Macy Crowe
The Bulletin

Summer is in full swing, and so are the food trends people look forward to each year.

This Bulletin reporter spent an afternoon with Thor Erickson, grill master and chef instructor at the Cascade Culinary Institute of Central Oregon Community College, to learn more about the best practices for preparing a popular summer dish: kebabs.

Erickson’s son, 10-year-old Johann, picked up a sliced purple potato and slid it down a long metal skewer. Next, he went for a piece of red bell pepper and poked it through. His dad assisted with the more technical (and dangerous) component: placing the veggie skewers on the grill. When he opened the hood of the barbecue the smell of caramelized kebabs wafted through the back patio area.

Kebabs have been a staple meal for centuries.

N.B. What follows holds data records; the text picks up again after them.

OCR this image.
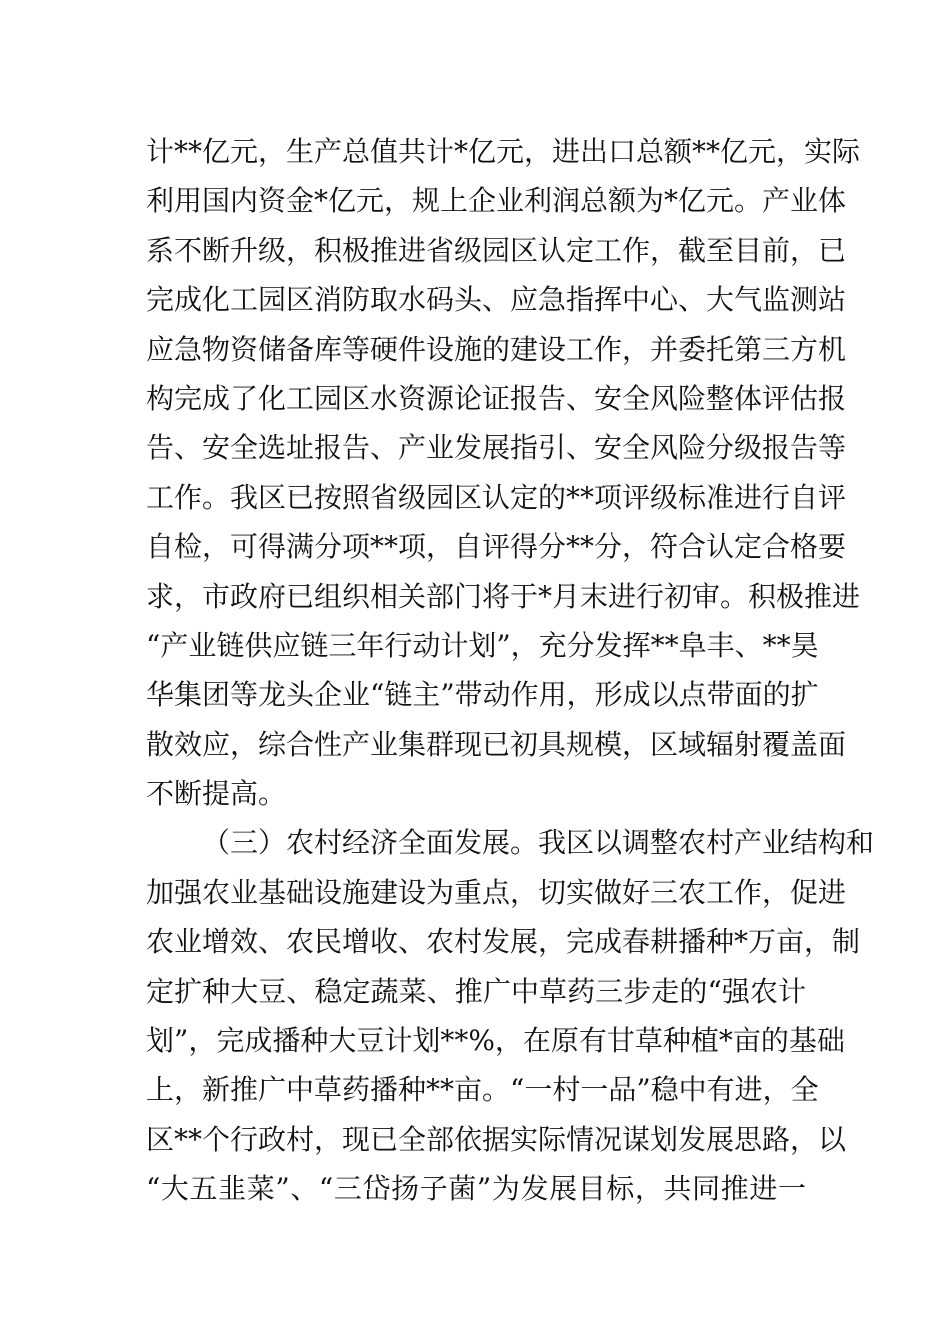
计**亿元，生产总值共计*亿元，进出口总额**亿元，实际
利用国内资金*亿元，规上企业利润总额为*亿元。产业体
系不断升级，积极推进省级园区认定工作，截至目前，已
完成化工园区消防取水码头、应急指挥中心、大气监测站
应急物资储备库等硬件设施的建设工作，并委托第三方机
构完成了化工园区水资源论证报告、安全风险整体评估报
告、安全选址报告、产业发展指引、安全风险分级报告等
工作。我区已按照省级园区认定的**项评级标准进行自评
自检，可得满分项**项，自评得分**分，符合认定合格要
求，市政府已组织相关部门将于*月末进行初审。积极推进
“产业链供应链三年行动计划”，充分发挥**阜丰、**昊
华集团等龙头企业“链主”带动作用，形成以点带面的扩
散效应，综合性产业集群现已初具规模，区域辐射覆盖面
不断提高。
（三）农村经济全面发展。我区以调整农村产业结构和
加强农业基础设施建设为重点，切实做好三农工作，促进
农业增效、农民增收、农村发展，完成春耕播种*万亩，制
定扩种大豆、稳定蔬菜、推广中草药三步走的“强农计
划”，完成播种大豆计划**%，在原有甘草种植*亩的基础
上，新推广中草药播种**亩。“一村一品”稳中有进，全
区**个行政村，现已全部依据实际情况谋划发展思路，以
“大五韭菜”、“三岱扬子菌”为发展目标，共同推进一
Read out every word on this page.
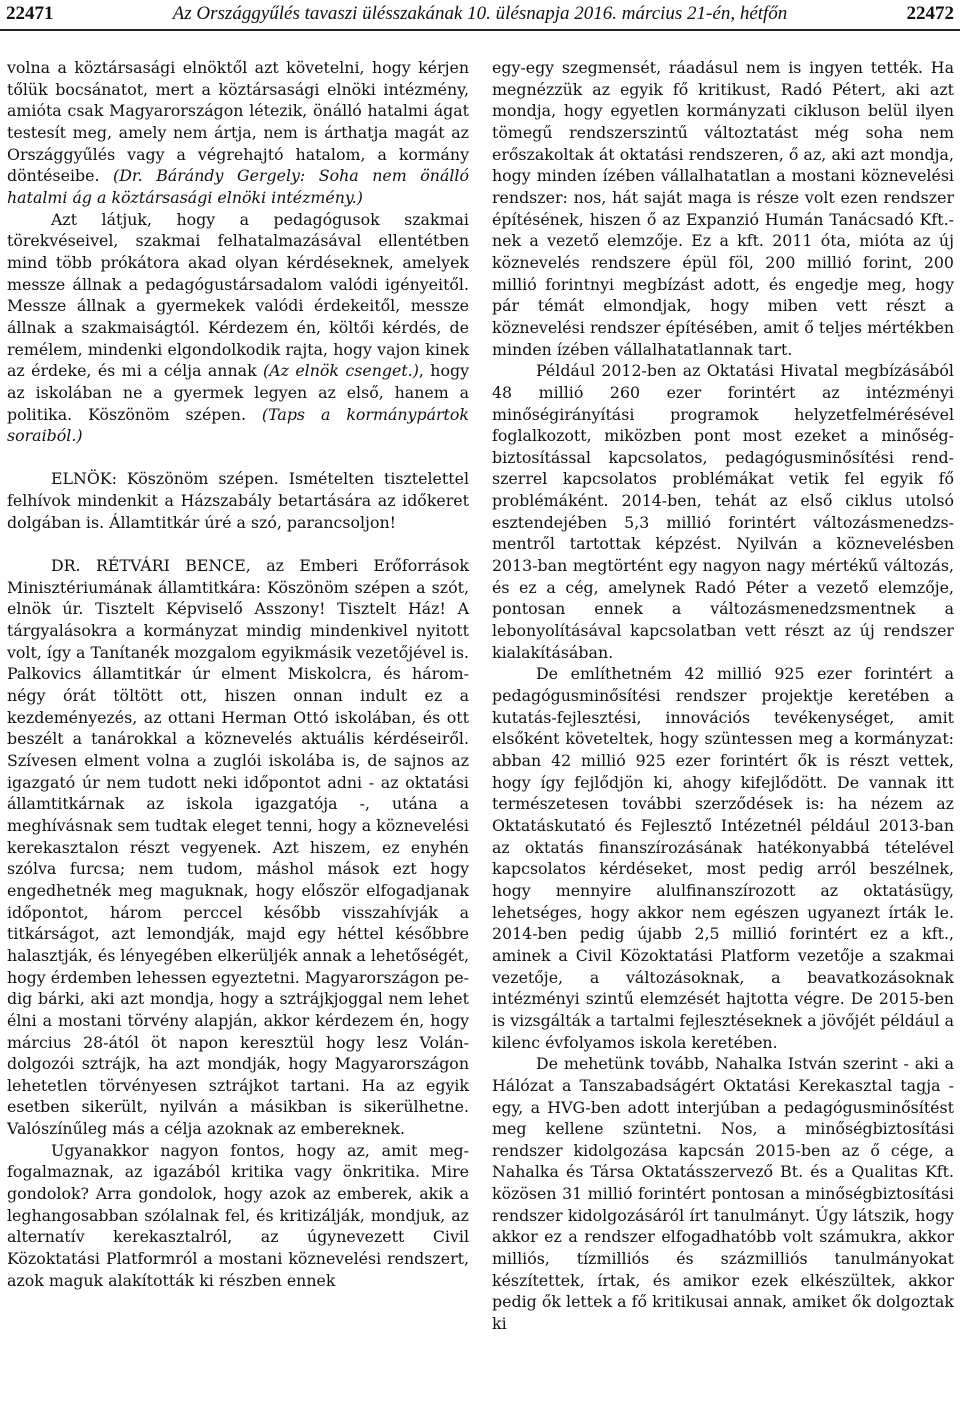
22471	Az Országgyűlés tavaszi ülésszakának 10. ülésnapja 2016. március 21-én, hétfőn	22472

volna a köztársasági elnöktől azt követelni, hogy kérjen tőlük bocsánatot, mert a köztársasági elnöki intézmény, amióta csak Magyarországon létezik, önálló hatalmi ágat testesít meg, amely nem ártja, nem is árthatja magát az Országgyűlés vagy a végrehajtó hatalom, a kormány döntéseibe. (Dr. Bárándy Gergely: Soha nem önálló hatalmi ág a köztársasági elnöki intézmény.)

Azt látjuk, hogy a pedagógusok szakmai törekvéseivel, szakmai felhatalmazásával ellentétben mind több prókátora akad olyan kérdéseknek, amelyek messze állnak a pedagógustársadalom valódi igényeitől. Messze állnak a gyermekek valódi érdekeitől, messze állnak a szakmaiságtól. Kérdezem én, költői kérdés, de remélem, mindenki elgondolkodik rajta, hogy vajon kinek az érdeke, és mi a célja annak (Az elnök csenget.), hogy az iskolában ne a gyermek legyen az első, hanem a politika. Köszönöm szépen. (Taps a kormánypártok soraiból.)

ELNÖK: Köszönöm szépen. Ismételten tisztelettel felhívok mindenkit a Házszabály betartására az időkeret dolgában is. Államtitkár úré a szó, parancsoljon!

DR. RÉTVÁRI BENCE, az Emberi Erőforrások Minisztériumának államtitkára: Köszönöm szépen a szót, elnök úr. Tisztelt Képviselő Asszony! Tisztelt Ház! A tárgyalásokra a kormányzat mindig mindenkivel nyitott volt, így a Tanítanék mozgalom egyikmásik vezetőjével is. Palkovics államtitkár úr elment Miskolcra, és három-négy órát töltött ott, hiszen onnan indult ez a kezdeményezés, az ottani Herman Ottó iskolában, és ott beszélt a tanárokkal a köznevelés aktuális kérdéseiről. Szívesen elment volna a zuglói iskolába is, de sajnos az igazgató úr nem tudott neki időpontot adni - az oktatási államtitkárnak az iskola igazgatója -, utána a meghívásnak sem tudtak eleget tenni, hogy a köznevelési kerekasztalon részt vegyenek. Azt hiszem, ez enyhén szólva furcsa; nem tudom, máshol mások ezt hogy engedhetnék meg maguknak, hogy először elfogadjanak időpontot, három perccel később visszahívják a titkárságot, azt lemondják, majd egy héttel későbbre halasztják, és lényegében elkerüljék annak a lehetőségét, hogy érdemben lehessen egyeztetni. Magyarországon pedig bárki, aki azt mondja, hogy a sztrájkjoggal nem lehet élni a mostani törvény alapján, akkor kérdezem én, hogy március 28-ától öt napon keresztül hogy lesz Volán-dolgozói sztrájk, ha azt mondják, hogy Magyarországon lehetetlen törvényesen sztrájkot tartani. Ha az egyik esetben sikerült, nyilván a másikban is sikerülhetne. Valószínűleg más a célja azoknak az embereknek.

Ugyanakkor nagyon fontos, hogy az, amit megfogalmaznak, az igazából kritika vagy önkritika. Mire gondolok? Arra gondolok, hogy azok az emberek, akik a leghangosabban szólalnak fel, és kritizálják, mondjuk, az alternatív kerekasztalról, az úgynevezett Civil Közoktatási Platformról a mostani köznevelési rendszert, azok maguk alakították ki részben ennek

egy-egy szegmensét, ráadásul nem is ingyen tették. Ha megnézzük az egyik fő kritikust, Radó Pétert, aki azt mondja, hogy egyetlen kormányzati cikluson belül ilyen tömegű rendszerszintű változtatást még soha nem erőszakoltak át oktatási rendszeren, ő az, aki azt mondja, hogy minden ízében vállalhatatlan a mostani köznevelési rendszer: nos, hát saját maga is része volt ezen rendszer építésének, hiszen ő az Expanzió Humán Tanácsadó Kft.-nek a vezető elemzője. Ez a kft. 2011 óta, mióta az új köznevelés rendszere épül föl, 200 millió forint, 200 millió forintnyi megbízást adott, és engedje meg, hogy pár témát elmondjak, hogy miben vett részt a köznevelési rendszer építésében, amit ő teljes mértékben minden ízében vállalhatatlannak tart.

Például 2012-ben az Oktatási Hivatal megbízásából 48 millió 260 ezer forintért az intézményi minőségirányítási programok helyzetfelmérésével foglalkozott, miközben pont most ezeket a minőségbiztosítással kapcsolatos, pedagógusminősítési rendszerrel kapcsolatos problémákat vetik fel egyik fő problémáként. 2014-ben, tehát az első ciklus utolsó esztendejében 5,3 millió forintért változásmenedzsmentről tartottak képzést. Nyilván a köznevelésben 2013-ban megtörtént egy nagyon nagy mértékű változás, és ez a cég, amelynek Radó Péter a vezető elemzője, pontosan ennek a változásmenedzsmentnek a lebonyolításával kapcsolatban vett részt az új rendszer kialakításában.

De említhetném 42 millió 925 ezer forintért a pedagógusminősítési rendszer projektje keretében a kutatás-fejlesztési, innovációs tevékenységet, amit elsőként követeltek, hogy szüntessen meg a kormányzat: abban 42 millió 925 ezer forintért ők is részt vettek, hogy így fejlődjön ki, ahogy kifejlődött. De vannak itt természetesen további szerződések is: ha nézem az Oktatáskutató és Fejlesztő Intézetnél például 2013-ban az oktatás finanszírozásának hatékonyabbá tételével kapcsolatos kérdéseket, most pedig arról beszélnek, hogy mennyire alulfinanszírozott az oktatásügy, lehetséges, hogy akkor nem egészen ugyanezt írták le. 2014-ben pedig újabb 2,5 millió forintért ez a kft., aminek a Civil Közoktatási Platform vezetője a szakmai vezetője, a változásoknak, a beavatkozásoknak intézményi szintű elemzését hajtotta végre. De 2015-ben is vizsgálták a tartalmi fejlesztéseknek a jövőjét például a kilenc évfolyamos iskola keretében.

De mehetünk tovább, Nahalka István szerint - aki a Hálózat a Tanszabadságért Oktatási Kerekasztal tagja - egy, a HVG-ben adott interjúban a pedagógusminősítést meg kellene szüntetni. Nos, a minőségbiztosítási rendszer kidolgozása kapcsán 2015-ben az ő cége, a Nahalka és Társa Oktatásszervező Bt. és a Qualitas Kft. közösen 31 millió forintért pontosan a minőségbiztosítási rendszer kidolgozásáról írt tanulmányt. Úgy látszik, hogy akkor ez a rendszer elfogadhatóbb volt számukra, akkor milliós, tízmilliós és százmilliós tanulmányokat készítettek, írtak, és amikor ezek elkészültek, akkor pedig ők lettek a fő kritikusai annak, amiket ők dolgoztak ki
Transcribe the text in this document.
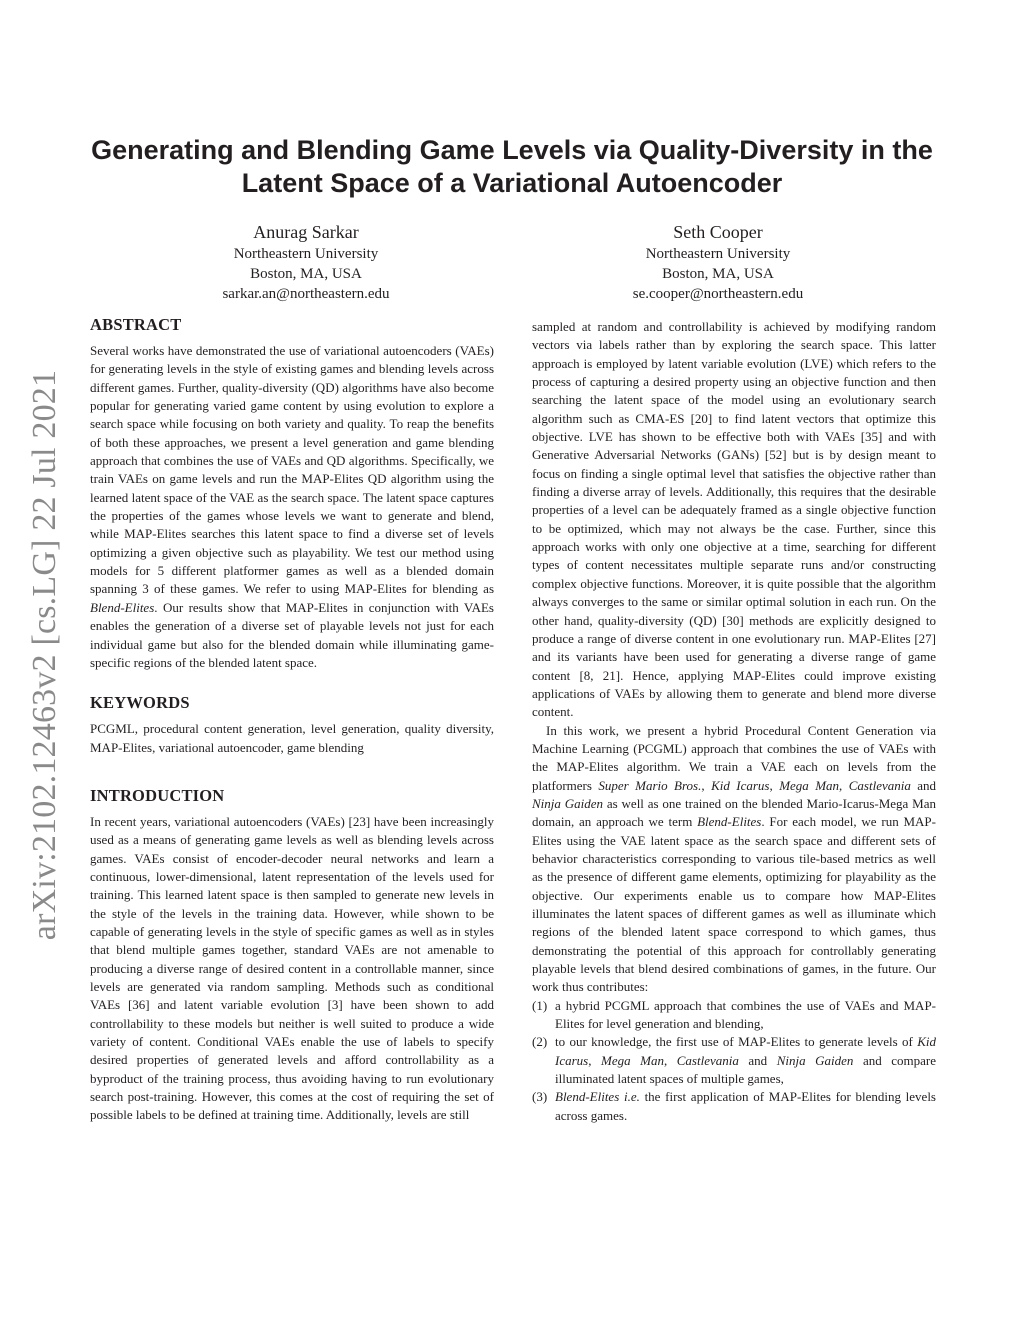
arXiv:2102.12463v2 [cs.LG] 22 Jul 2021
Generating and Blending Game Levels via Quality-Diversity in the Latent Space of a Variational Autoencoder
Anurag Sarkar
Northeastern University
Boston, MA, USA
sarkar.an@northeastern.edu
Seth Cooper
Northeastern University
Boston, MA, USA
se.cooper@northeastern.edu
ABSTRACT

Several works have demonstrated the use of variational autoencoders (VAEs) for generating levels in the style of existing games and blending levels across different games. Further, quality-diversity (QD) algorithms have also become popular for generating varied game content by using evolution to explore a search space while focusing on both variety and quality. To reap the benefits of both these approaches, we present a level generation and game blending approach that combines the use of VAEs and QD algorithms. Specifically, we train VAEs on game levels and run the MAP-Elites QD algorithm using the learned latent space of the VAE as the search space. The latent space captures the properties of the games whose levels we want to generate and blend, while MAP-Elites searches this latent space to find a diverse set of levels optimizing a given objective such as playability. We test our method using models for 5 different platformer games as well as a blended domain spanning 3 of these games. We refer to using MAP-Elites for blending as Blend-Elites. Our results show that MAP-Elites in conjunction with VAEs enables the generation of a diverse set of playable levels not just for each individual game but also for the blended domain while illuminating game-specific regions of the blended latent space.

KEYWORDS

PCGML, procedural content generation, level generation, quality diversity, MAP-Elites, variational autoencoder, game blending

INTRODUCTION

In recent years, variational autoencoders (VAEs) [23] have been increasingly used as a means of generating game levels as well as blending levels across games. VAEs consist of encoder-decoder neural networks and learn a continuous, lower-dimensional, latent representation of the levels used for training. This learned latent space is then sampled to generate new levels in the style of the levels in the training data. However, while shown to be capable of generating levels in the style of specific games as well as in styles that blend multiple games together, standard VAEs are not amenable to producing a diverse range of desired content in a controllable manner, since levels are generated via random sampling. Methods such as conditional VAEs [36] and latent variable evolution [3] have been shown to add controllability to these models but neither is well suited to produce a wide variety of content. Conditional VAEs enable the use of labels to specify desired properties of generated levels and afford controllability as a byproduct of the training process, thus avoiding having to run evolutionary search post-training. However, this comes at the cost of requiring the set of possible labels to be defined at training time. Additionally, levels are still

sampled at random and controllability is achieved by modifying random vectors via labels rather than by exploring the search space. This latter approach is employed by latent variable evolution (LVE) which refers to the process of capturing a desired property using an objective function and then searching the latent space of the model using an evolutionary search algorithm such as CMA-ES [20] to find latent vectors that optimize this objective. LVE has shown to be effective both with VAEs [35] and with Generative Adversarial Networks (GANs) [52] but is by design meant to focus on finding a single optimal level that satisfies the objective rather than finding a diverse array of levels. Additionally, this requires that the desirable properties of a level can be adequately framed as a single objective function to be optimized, which may not always be the case. Further, since this approach works with only one objective at a time, searching for different types of content necessitates multiple separate runs and/or constructing complex objective functions. Moreover, it is quite possible that the algorithm always converges to the same or similar optimal solution in each run. On the other hand, quality-diversity (QD) [30] methods are explicitly designed to produce a range of diverse content in one evolutionary run. MAP-Elites [27] and its variants have been used for generating a diverse range of game content [8, 21]. Hence, applying MAP-Elites could improve existing applications of VAEs by allowing them to generate and blend more diverse content.

In this work, we present a hybrid Procedural Content Generation via Machine Learning (PCGML) approach that combines the use of VAEs with the MAP-Elites algorithm. We train a VAE each on levels from the platformers Super Mario Bros., Kid Icarus, Mega Man, Castlevania and Ninja Gaiden as well as one trained on the blended Mario-Icarus-Mega Man domain, an approach we term Blend-Elites. For each model, we run MAP-Elites using the VAE latent space as the search space and different sets of behavior characteristics corresponding to various tile-based metrics as well as the presence of different game elements, optimizing for playability as the objective. Our experiments enable us to compare how MAP-Elites illuminates the latent spaces of different games as well as illuminate which regions of the blended latent space correspond to which games, thus demonstrating the potential of this approach for controllably generating playable levels that blend desired combinations of games, in the future. Our work thus contributes:

(1) a hybrid PCGML approach that combines the use of VAEs and MAP-Elites for level generation and blending,
(2) to our knowledge, the first use of MAP-Elites to generate levels of Kid Icarus, Mega Man, Castlevania and Ninja Gaiden and compare illuminated latent spaces of multiple games,
(3) Blend-Elites i.e. the first application of MAP-Elites for blending levels across games.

Now, they are gaining popularity as a type of street food.

“Necessity is the mother of invention in terms of everything that we eat and how it’s cooked,” Erickson explained. “Nomadic people that came into the (Middle Eastern) region found that grilling a piece of meat or cooking pieces of meat over an open fire was an easy way of sustenance.”

The beauty of the dish is that it doesn’t take long to prepare, can be made in advance and can be customized to your liking.

Erickson has created kebab recipes for readers to make in their own homes: Thai chicken and Japanese sweet potato, ground lamb, and vegetable.

Still hungry afterward? There are some how tos for grilled fruit and a recommended dessert kebab. He has also provided some tips and tricks to keep in mind.

Grill marks

Fruit and vegetable kebabs are finished when grill marks have appeared because that means the heat has extracted the natural sugars in the food and brought them to the surface.

“What I’m looking for is what real food science geeks call a good maillard reaction, and the maillard reaction is what happens when the natural sugars in food start to caramelize,” Erickson said. The sweeter something is, the quicker it will reach that point of natural caramelization.

When grilling meats, it’s important to use a food thermometer to be sure the meat is completely cooked through. For ground meats, the meat will naturally release from the grill when it is ready to be turned. If it’s difficult to flip the lamb kebabs without pulling them off the grill grates, they are not yet ready to be turned.

Colors and textures

To add to both the presentation and taste of kebabs, it’s best to have a variety of textures and colors. Vegetable skewers, especially, provide an opportunity to vary textures and use vibrantly colored foods.

“I did the purple potatoes (on the vegetable kebab). I think that having a variety of textures on a kebab or skewer is nice,” Erickson said. “The sweet potato on the chicken skewer also counteracts texture, but it’s the flavor as well.”

The contrast of a meat kebab on top of a dark green kale leaf or bright white pile of rice adds to the presentation and enhances the taste by soaking up the juices from the grilled meats.

Proper equipment

There are four pieces of equipment the chef instructor recommends having when cooking kebabs: metal skewers, tongs or an oven mitt, a food thermometer and a sharp knife.

Erickson prefers to use metal skewers for several reasons; they are sustainable, easier to manipulate and fire proof.

“If you have a wooden skewer, if it sinks through and there’s any vulnerable spot of the wood, it will just burn and then fall off,” Johann said.

“The metal skewers also provide a temperature conduit in the middle, so if you’re cooking something like chicken or ground meat, once these heat up a little bit it starts to cook in the inside as well,” Erickson explained.

It’s important to remember either tongs or an oven mitt to handle the metal skewers in order to avoid burning your hands when flipping the kebabs.

Sauces, spices and marinades

While vegetable kebabs can stand on their own, sauces and spices are often used on meat kebabs to enhance flavor. Sauces and marinades tend to work better with chicken because chicken is drier and the marinade gives the meat more moisture. If you’re cooking a ground meat kebab, spices mixed into the ground meat work well and a sauce can be added on the side to enhance flavor.

To enhance the flavor of vegetable kebabs, a light vinaigrette can be brushed onto the kebab, as Erickson includes in his recipe. He has created a simple vinaigrette using basil, Dijon mustard, garlic, oil, vinegar, salt and pepper.

Dessert kebabs

Dessert kebabs can be as easy as sliced fruit on a stick. Erickson recommends grilling sliced peaches on a skewer. After grill marks appear, take the peaches off the grill and slide them off the skewer. Add some vanilla ice cream and crumbled up cookie. The result is the taste of a peach crisp with half the time and the mess.

Don’t like peaches? Try nectarines, plums, apricots or strawberries. The concept is simple but the fruits taste delicious after being grilled.